If you are using SWrep to manage repositories and repository templates, upgrade to a version support repository namespace (part of Quattor 1.3).

For more information about repository templates used by the default repository/glite.tpl, look at gLite templates customization.

Note : if, after updating your repository templates to use repository namespace, you get an error in SPMA functions, look at SCDB release notes.

gLite-3.0.2-11 : SE_HOSTS format change

SE_HOSTS variable format has changed. Previously, it used to be a list of SE host names with several "companion" variables (SE_TYPES, SE_ARCH, SE_ACCESS, STORAGE_DIRS). This was quite hard to maintain in sync.

SE_HOSTS is now a nlist with one entry per SE. The key is the SE host name, the value is a nlist describing SE parameters. Look at gLite templates customization for more details.

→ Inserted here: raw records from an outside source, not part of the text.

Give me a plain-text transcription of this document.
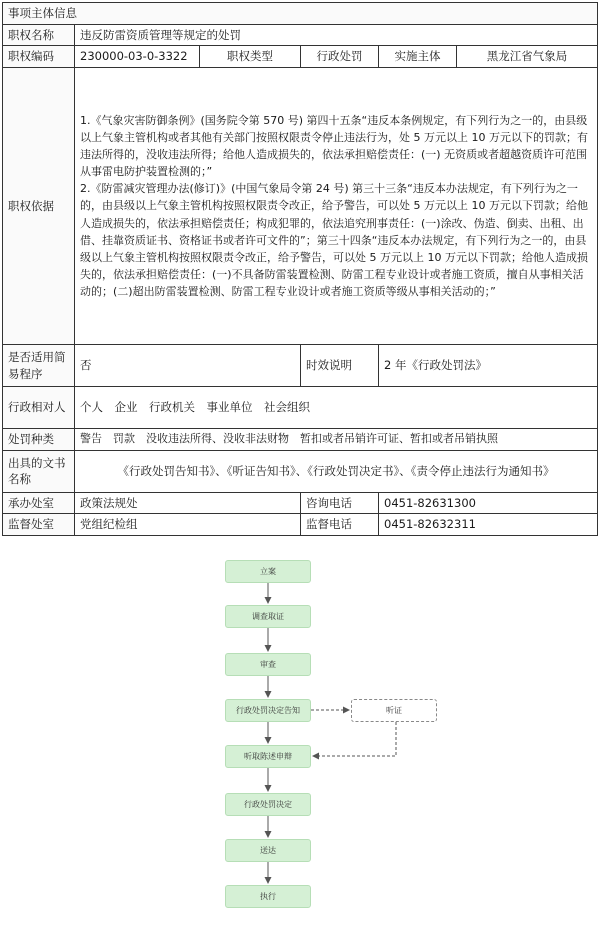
事项主体信息					
职权名称	违反防雷资质管理等规定的处罚				
职权编码	230000-03-0-3322	职权类型	行政处罚	实施主体	黑龙江省气象局
职权依据	1.《气象灾害防御条例》(国务院令第 570 号) 第四十五条“违反本条例规定，有下列行为之一的，由县级以上气象主管机构或者其他有关部门按照权限责令停止违法行为，处 5 万元以上 10 万元以下的罚款；有违法所得的，没收违法所得；给他人造成损失的，依法承担赔偿责任：(一) 无资质或者超越资质许可范围从事雷电防护装置检测的；”

2.《防雷减灾管理办法(修订)》(中国气象局令第 24 号) 第三十三条“违反本办法规定，有下列行为之一的，由县级以上气象主管机构按照权限责令改正，给予警告，可以处 5 万元以上 10 万元以下罚款；给他人造成损失的，依法承担赔偿责任；构成犯罪的，依法追究刑事责任：(一)涂改、伪造、倒卖、出租、出借、挂靠资质证书、资格证书或者许可文件的”；第三十四条“违反本办法规定，有下列行为之一的，由县级以上气象主管机构按照权限责令改正，给予警告，可以处 5 万元以上 10 万元以下罚款；给他人造成损失的，依法承担赔偿责任：(一)不具备防雷装置检测、防雷工程专业设计或者施工资质，擅自从事相关活动的；(二)超出防雷装置检测、防雷工程专业设计或者施工资质等级从事相关活动的；”				

是否适用简易程序	否		时效说明	2 年《行政处罚法》	
行政相对人	个人　企业　行政机关　事业单位　社会组织				
处罚种类	警告　罚款　没收违法所得、没收非法财物　暂扣或者吊销许可证、暂扣或者吊销执照				
出具的文书名称	《行政处罚告知书》、《听证告知书》、《行政处罚决定书》、《责令停止违法行为通知书》				
承办处室	政策法规处		咨询电话	0451-82631300	
监督处室	党组纪检组		监督电话	0451-82632311	
立案
调查取证
审查
行政处罚决定告知	听证
听取陈述申辩
行政处罚决定
送达
执行
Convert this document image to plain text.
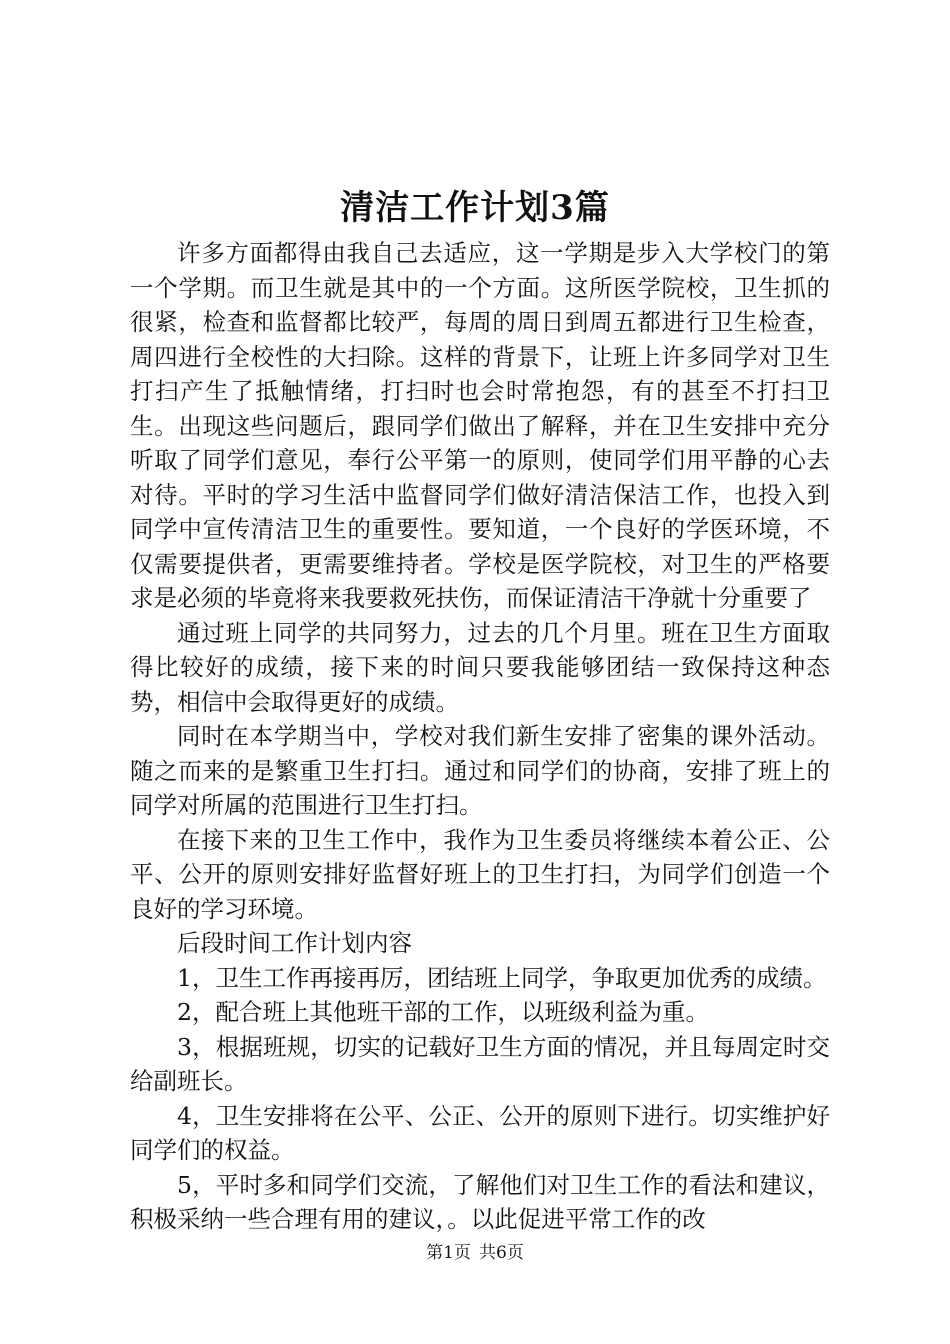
清洁工作计划3篇

许多方面都得由我自己去适应，这一学期是步入大学校门的第一个学期。而卫生就是其中的一个方面。这所医学院校，卫生抓的很紧，检查和监督都比较严，每周的周日到周五都进行卫生检查，周四进行全校性的大扫除。这样的背景下，让班上许多同学对卫生打扫产生了抵触情绪，打扫时也会时常抱怨，有的甚至不打扫卫生。出现这些问题后，跟同学们做出了解释，并在卫生安排中充分听取了同学们意见，奉行公平第一的原则，使同学们用平静的心去对待。平时的学习生活中监督同学们做好清洁保洁工作，也投入到同学中宣传清洁卫生的重要性。要知道，一个良好的学医环境，不仅需要提供者，更需要维持者。学校是医学院校，对卫生的严格要求是必须的毕竟将来我要救死扶伤，而保证清洁干净就十分重要了

通过班上同学的共同努力，过去的几个月里。班在卫生方面取得比较好的成绩，接下来的时间只要我能够团结一致保持这种态势，相信中会取得更好的成绩。

同时在本学期当中，学校对我们新生安排了密集的课外活动。随之而来的是繁重卫生打扫。通过和同学们的协商，安排了班上的同学对所属的范围进行卫生打扫。

在接下来的卫生工作中，我作为卫生委员将继续本着公正、公平、公开的原则安排好监督好班上的卫生打扫，为同学们创造一个良好的学习环境。

后段时间工作计划内容

1，卫生工作再接再厉，团结班上同学，争取更加优秀的成绩。

2，配合班上其他班干部的工作，以班级利益为重。

3，根据班规，切实的记载好卫生方面的情况，并且每周定时交给副班长。

4，卫生安排将在公平、公正、公开的原则下进行。切实维护好同学们的权益。

5，平时多和同学们交流，了解他们对卫生工作的看法和建议，积极采纳一些合理有用的建议，。以此促进平常工作的改

第1页 共6页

Old format is still accepted but you are advised to update your site configuration and change SE_HOSTS to conform to new format. All the previous SE_xxx variables can be removed. As part of this change, you may have to update how BDII_URLS is built in your pro_lcg2_config_site.tpl if you use the suggested loop over SE_HOSTS. Previously the SE host name was the value (third parameter from first()/next() functions), now this is the key (second parameter). Look at example for more information.

gLite-3.0.2-11 : migration to namespaced components and standard templates

QWG templates release gLite-3.0.2-11 introduces migration of PAN/Quattor standard templates and component templates to namespaced version. Namespaces are a PAN feature allowing a better organization of templates and improving ability to easily locate where a template sits.

This migration implies changes in name of templates. This can lead to some backward compabilitity problem. In order to minimize the impact on site specific templates, templates with the previous name are still maintained as wrappers to new templates. To keep the distribution as clean as possible, these templates are not part of the release but can be downloaded from QWG repository trunk.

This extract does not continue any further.